Akehi Kazuma, Long Blaine C, Warren Aric J, Goad Carla L
1Department of Kinesiology and Sports Science, University of Nebraska at Kearney, Kearney, Nebraska; 2Athletic Training Department, Central Michigan University, Mt Pleasant, Michigan; 3School of Applied Health and Educational Psychology, Oklahoma State University, Stillwater, Oklahoma; and 4Department of Statistics, Oklahoma State University, Stillwater, Oklahoma.
J Strength Cond Res. 2016 Sep;30(9):2482-92. doi: 10.1519/JSC.0000000000001357.
Akehi, K, Long, BC, Warren, AJ, and Goad, CL. Ankle joint angle and lower leg musculotendinous unit responses to cryotherapy. J Strength Cond Res 30(9): 2482-2492, 2016-The use of cold application has been debated for its influence on joint range of motion (ROM) and stiffness. The purpose of this study was to determine whether a 30-minute ice bag application to the plantarflexor muscles or ankle influences passive ankle dorsiflexion ROM and lower leg musculotendinous stiffness (MTS). Thirty-five recreationally active college-aged individuals with no history of lower leg injury 6 months before data collection volunteered. On each testing day, we measured maximum passive ankle dorsiflexion ROM (°) and plantarflexor torque (N·m) on an isokinetic dynamometer to calculate the passive plantarflexor MTS (N·m per degree) at 4 joint angles before, during, and after a treatment.

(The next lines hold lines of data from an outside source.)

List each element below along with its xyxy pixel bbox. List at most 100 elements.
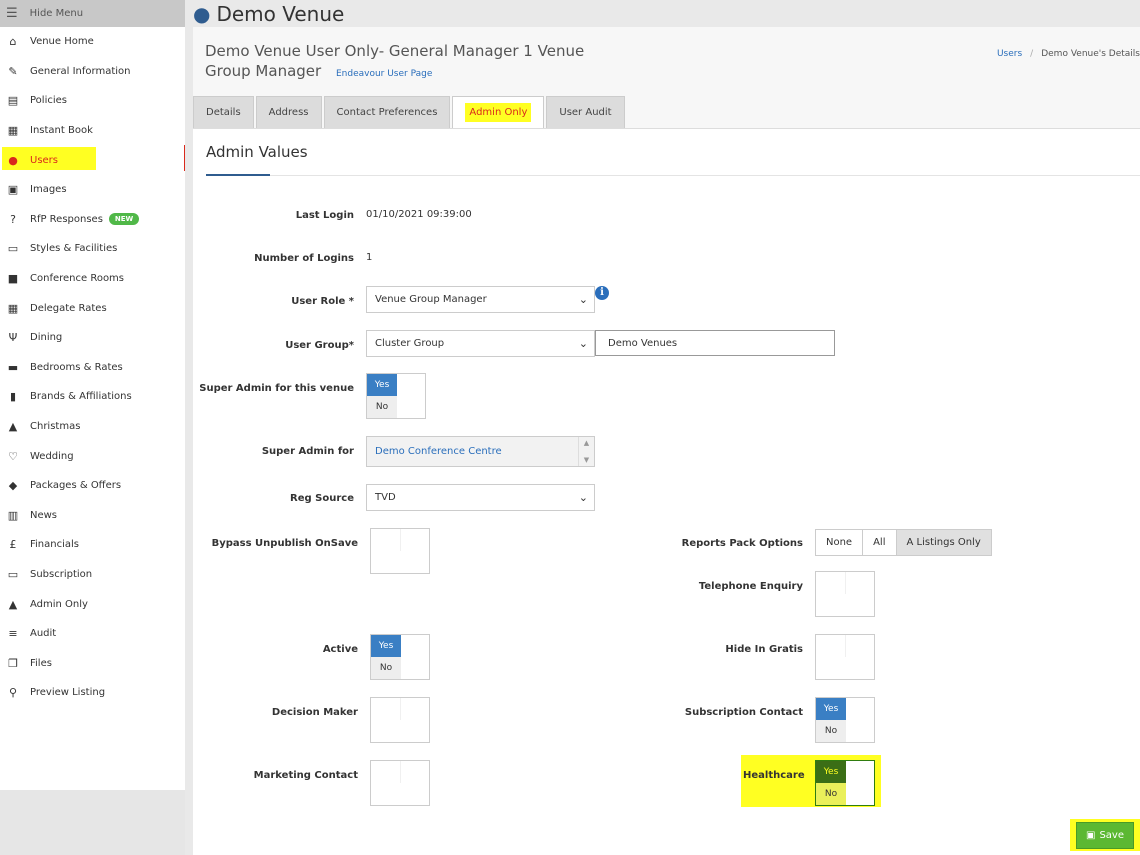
super-admin-for-listbox[interactable]: Demo Conference Centre ▲ ▼ <box>366 436 595 467</box>
scroll-arrows-icon[interactable]: ▲ ▼ <box>578 437 594 466</box>
sidebar-item-wedding[interactable]: ♡ Wedding <box>0 441 185 471</box>
super-admin-venue-toggle[interactable]: Yes No <box>366 373 426 419</box>
save-button[interactable]: ▣ Save <box>1076 822 1134 849</box>
monitor-icon: ▭ <box>7 242 19 256</box>
content-area: Demo Venue User Only- General Manager 1 … <box>193 27 1140 855</box>
user-group-select[interactable]: Cluster Group ⌄ <box>366 330 595 357</box>
endeavour-user-page-link[interactable]: Endeavour User Page <box>336 69 432 79</box>
tab-admin-only[interactable]: Admin Only <box>452 96 545 128</box>
telephone-enquiry-label: Telephone Enquiry <box>698 581 803 592</box>
toggle-no[interactable]: No <box>367 396 397 418</box>
page-title: ● Demo Venue <box>193 1 345 26</box>
tab-address[interactable]: Address <box>255 96 322 128</box>
tree-icon: ▲ <box>8 420 18 434</box>
hide-menu-label: Hide Menu <box>29 8 84 19</box>
sidebar-item-files[interactable]: ❐ Files <box>0 648 185 678</box>
breadcrumb-users[interactable]: Users <box>997 49 1022 59</box>
reports-pack-options: None All A Listings Only <box>815 529 992 556</box>
toggle-yes[interactable]: Yes <box>816 761 846 783</box>
main-content: ● Demo Venue Demo Venue User Only- Gener… <box>185 0 1140 855</box>
tab-details[interactable]: Details <box>193 96 254 128</box>
sidebar-item-general-information[interactable]: ✎ General Information <box>0 57 185 87</box>
info-icon[interactable]: i <box>595 286 609 300</box>
sidebar-item-conference-rooms[interactable]: ■ Conference Rooms <box>0 264 185 294</box>
sidebar-item-delegate-rates[interactable]: ▦ Delegate Rates <box>0 293 185 323</box>
newspaper-icon: ▥ <box>7 508 19 522</box>
subscription-contact-toggle[interactable]: Yes No <box>815 697 875 743</box>
tab-contact-preferences[interactable]: Contact Preferences <box>323 96 451 128</box>
sidebar-item-admin-only[interactable]: ▲ Admin Only <box>0 589 185 619</box>
healthcare-toggle[interactable]: Yes No <box>815 760 875 806</box>
question-icon: ? <box>10 212 16 226</box>
chevron-down-icon: ⌄ <box>578 293 588 306</box>
pound-icon: £ <box>9 538 17 552</box>
reports-option-all[interactable]: All <box>863 530 897 555</box>
number-of-logins-value: 1 <box>366 252 373 263</box>
sidebar-item-dining[interactable]: Ψ Dining <box>0 323 185 353</box>
decision-maker-label: Decision Maker <box>271 707 358 718</box>
sidebar-item-packages-offers[interactable]: ◆ Packages & Offers <box>0 471 185 501</box>
reports-option-none[interactable]: None <box>816 530 864 555</box>
panel-divider-accent <box>206 174 270 176</box>
sidebar-item-images[interactable]: ▣ Images <box>0 175 185 205</box>
sidebar-item-audit[interactable]: ≡ Audit <box>0 619 185 649</box>
image-icon: ▣ <box>7 183 19 197</box>
book-icon: ▮ <box>9 390 17 404</box>
super-admin-for-label: Super Admin for <box>261 446 354 457</box>
last-login-value: 01/10/2021 09:39:00 <box>366 209 472 220</box>
chevron-down-icon: ⌄ <box>578 491 588 504</box>
user-group-name-input[interactable]: Demo Venues <box>595 330 835 356</box>
toggle-no[interactable]: No <box>816 720 846 742</box>
user-icon: ● <box>8 153 18 167</box>
chevron-down-icon: ⌄ <box>578 337 588 350</box>
sidebar-item-christmas[interactable]: ▲ Christmas <box>0 412 185 442</box>
list-icon: ≡ <box>8 627 18 641</box>
toggle-yes[interactable]: Yes <box>367 374 397 396</box>
bed-icon: ▬ <box>7 360 19 374</box>
healthcare-label: Healthcare <box>743 770 805 781</box>
sidebar-item-venue-home[interactable]: ⌂ Venue Home <box>0 27 185 57</box>
sidebar-item-rfp-responses[interactable]: ? RfP Responses NEW <box>0 205 185 235</box>
files-icon: ❐ <box>8 656 18 670</box>
hide-in-gratis-label: Hide In Gratis <box>725 644 803 655</box>
last-login-label: Last Login <box>295 210 354 221</box>
bypass-unpublish-toggle[interactable] <box>370 528 430 574</box>
user-role-label: User Role * <box>291 296 354 307</box>
reports-pack-label: Reports Pack Options <box>681 538 803 549</box>
sidebar-item-instant-book[interactable]: ▦ Instant Book <box>0 116 185 146</box>
hide-menu-button[interactable]: ☰ Hide Menu <box>0 0 185 27</box>
sidebar-item-bedrooms-rates[interactable]: ▬ Bedrooms & Rates <box>0 353 185 383</box>
sidebar-item-policies[interactable]: ▤ Policies <box>0 86 185 116</box>
number-of-logins-label: Number of Logins <box>254 253 354 264</box>
sidebar-menu: ☰ Hide Menu ⌂ Venue Home ✎ General Informa… <box>0 0 185 790</box>
sidebar-item-financials[interactable]: £ Financials <box>0 530 185 560</box>
bypass-unpublish-label: Bypass Unpublish OnSave <box>211 538 358 549</box>
cutlery-icon: Ψ <box>8 331 18 345</box>
sidebar-item-preview-listing[interactable]: ⚲ Preview Listing <box>0 678 185 708</box>
tab-user-audit[interactable]: User Audit <box>546 96 625 128</box>
toggle-yes[interactable]: Yes <box>371 635 401 657</box>
hide-in-gratis-toggle[interactable] <box>815 634 875 680</box>
panel-divider <box>206 175 1140 176</box>
reg-source-select[interactable]: TVD ⌄ <box>366 484 595 511</box>
toggle-yes[interactable]: Yes <box>816 698 846 720</box>
user-role-select[interactable]: Venue Group Manager ⌄ <box>366 286 595 313</box>
active-toggle[interactable]: Yes No <box>370 634 430 680</box>
panel-title: Admin Values <box>206 143 308 161</box>
toggle-no[interactable]: No <box>371 657 401 679</box>
reg-source-label: Reg Source <box>290 493 354 504</box>
home-icon: ⌂ <box>9 35 17 49</box>
sidebar-item-users[interactable]: ● Users <box>0 145 185 175</box>
admin-values-panel: Admin Values Last Login 01/10/2021 09:39… <box>193 128 1140 855</box>
decision-maker-toggle[interactable] <box>370 697 430 743</box>
warning-icon: ▲ <box>8 597 18 611</box>
telephone-enquiry-toggle[interactable] <box>815 571 875 617</box>
user-subtitle: Demo Venue User Only- General Manager 1 … <box>205 42 585 80</box>
toggle-no[interactable]: No <box>816 783 846 805</box>
marketing-contact-toggle[interactable] <box>370 760 430 806</box>
reports-option-a-listings-only[interactable]: A Listings Only <box>896 530 991 555</box>
sidebar-item-brands-affiliations[interactable]: ▮ Brands & Affiliations <box>0 382 185 412</box>
sidebar-item-styles-facilities[interactable]: ▭ Styles & Facilities <box>0 234 185 264</box>
sidebar-item-news[interactable]: ▥ News <box>0 501 185 531</box>
sidebar-item-subscription[interactable]: ▭ Subscription <box>0 560 185 590</box>
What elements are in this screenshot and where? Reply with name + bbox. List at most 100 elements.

Surface electromyography amplitudes (μV), and skin surface and ambient air temperature (°C) were also measured. Subjects received an ice bag to the posterior lower leg, ankle joint, or nothing for 30 minutes in different days. Ice bag application to the lower leg and ankle did not influence passive ROM (F(12,396) = 0.67, p = 0.78). Passive torque increased after ice bag application to the lower leg (F(12,396) = 2.21, p = 0.011). Passive MTS at the initial joint angle increased after ice bag application to the lower leg (F(12,396) = 2.14, p = 0.014) but not at the other joint angles (p > 0.05). Surface electromyography amplitudes for gastrocnemius and soleus muscles increased after ice application to the lower leg (F(2,66) = 5.61, p = 0.006; F(12,396) = 3.60, p < 0.001). Ice bag application to the lower leg and ankle joint does not alter passive dorsiflexion ROM but increases passive ankle plantarflexor torque in addition to passive ankle plantarflexor MTS at the initial joint angle.
明宏、K、朗、BC、沃伦、AJ和戈德、CL。踝关节角度和小腿肌肉肌腱单位对冷冻疗法的反应。《力量与体能研究杂志》30(9):2482 - 2492,2016年——冷敷对关节活动范围(ROM)和僵硬程度的影响一直存在争议。本研究的目的是确定对跖屈肌或踝关节应用30分钟冰袋是否会影响被动踝关节背屈ROM和小腿肌肉肌腱僵硬程度(MTS)。35名在数据收集前6个月无小腿损伤史的活跃的大学生志愿者参与了研究。在每个测试日,我们在等速测力计上测量最大被动踝关节背屈ROM(°)和跖屈扭矩(N·m),以计算治疗前、治疗期间和治疗后4个关节角度的被动跖屈MTS(N·m/度)。还测量了表面肌电图幅度(μV)以及皮肤表面和环境空气温度(°C)。在不同日期,受试者接受在小腿后部、踝关节放置冰袋或不进行任何处理30分钟。对小腿和踝关节应用冰袋不影响被动ROM(F(12,396)=0.67,p = 0.78)。对小腿应用冰袋后被动扭矩增加(F(12,396)=2.21,p = 0.011)。对小腿应用冰袋后初始关节角度的被动MTS增加(F(12,396)=2.14,p = 0.014),但在其他关节角度没有增加(p>0.05)。对小腿应用冰袋后腓肠肌和比目鱼肌的表面肌电图幅度增加(F(2,66)=5.61,p = 0.006;F(12,396)=3.60,p<0.001)。对小腿和踝关节应用冰袋不会改变被动背屈ROM,但除了初始关节角度的被动踝关节跖屈MTS外,还会增加被动踝关节跖屈扭矩。